そう音に出てしまいそうなほど、女性は耳を疑った。
寸前に喉の奥で止めたが、聞き取れた筈の言葉が異国の言語のように理解することに難儀した。目の前で黄金のように輝く王子相手に一瞬だけ目の眩みを忘れた。
花冠、は知っている。女性、特に子ども達の間で親しまれている遊びの一つだ。花屋で働くその女性自身、子どもの頃は何度も嗜んだものである。花冠を頭に乗せて鏡を見れば、ほんの少しでもお姫様になれたような高揚感は今でも忘れない。……そして、その憧れの王族が今自分にその花冠について真剣な表情で訪ねている。
呆けて硬直してしまう女性に、セドリックは口頭でその花冠の直径、使われている花名どころか品種名からどのような植物かまで詳細に語っていく。
ここに来る前に城の図書館で植物禄を読み込んだセドリックは、今ではその花の生態に限っては花屋より詳しい。

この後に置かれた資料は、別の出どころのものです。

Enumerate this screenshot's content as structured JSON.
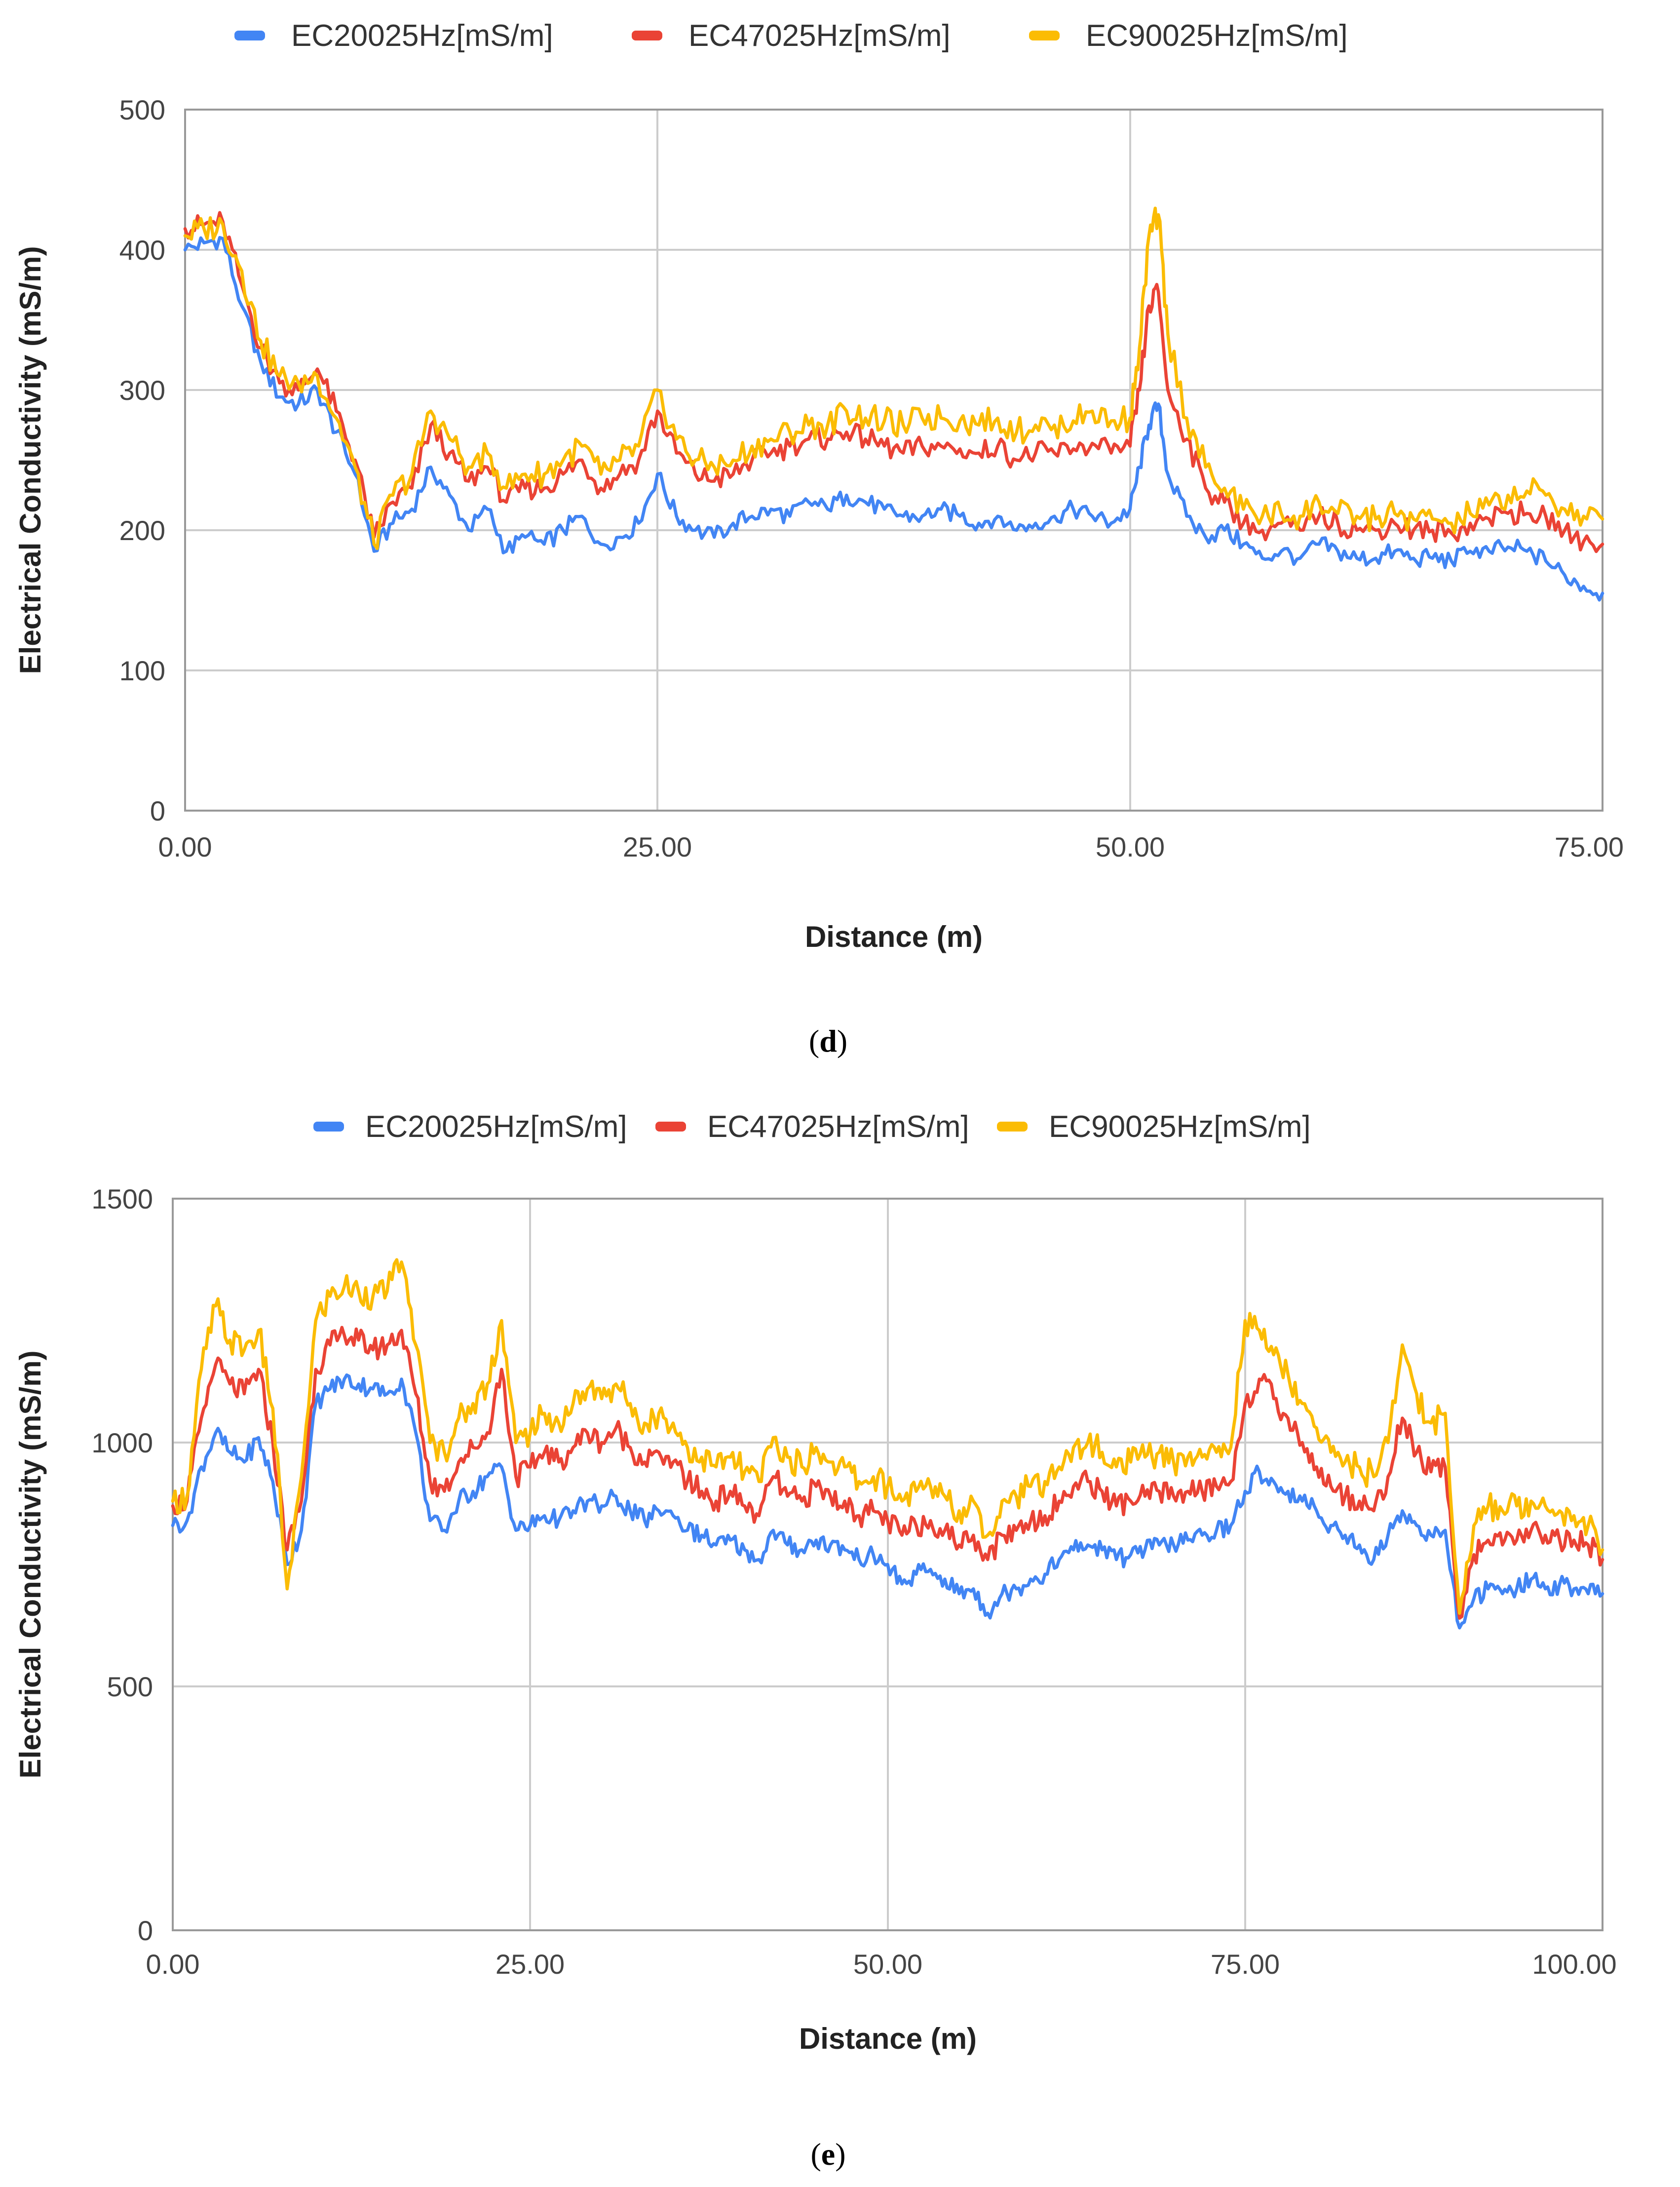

「城の庭師にも尋ねましたが、花冠については専門外と言われました。花にも嗜んでいたという侍女にも七人に訪ねましたが、花冠のまま長期保存ともなるとやはり難しいと。出来ることならば長期保存ではなく永久保存が幸いなのですが、花に携わる専門家として何かあればご教授頂ければと……」
「セドリック!お前はそんなことを聞く為にわざわざ馬車を止めたのか⁈」
馬鹿者!と叫びたい気持ちを抑えランスが前のめるセドリックの肩を掴む。
ヨアンもこれには苦笑いを禁じ得ない。目の前で真剣な眼差しで教えを請うセドリックと、王族から聞かれるには予想外過ぎる問いに固まってしまっている女性を見比べる。
細淵眼鏡がずり落ちそうになりながらも、何故セドリックが王都ではなく中級層の街を選んだのか納得した。
普通の花を生けるならば庭師は当然のこと侍女にも心得がある者は多いが、花冠は別である。王侯貴族でそれをわざわざ長期保存したがる者など滅多にいない。それを作って楽しむのは子ども、そして庶民が圧倒的に多い。
ならばと最も詳しそうな民に通じた花屋へ訪れたのは一応利に叶っている。
子どものお遊び作品と見られる花冠を永久保存したいという要件こそ、王族とはかけ離れているが。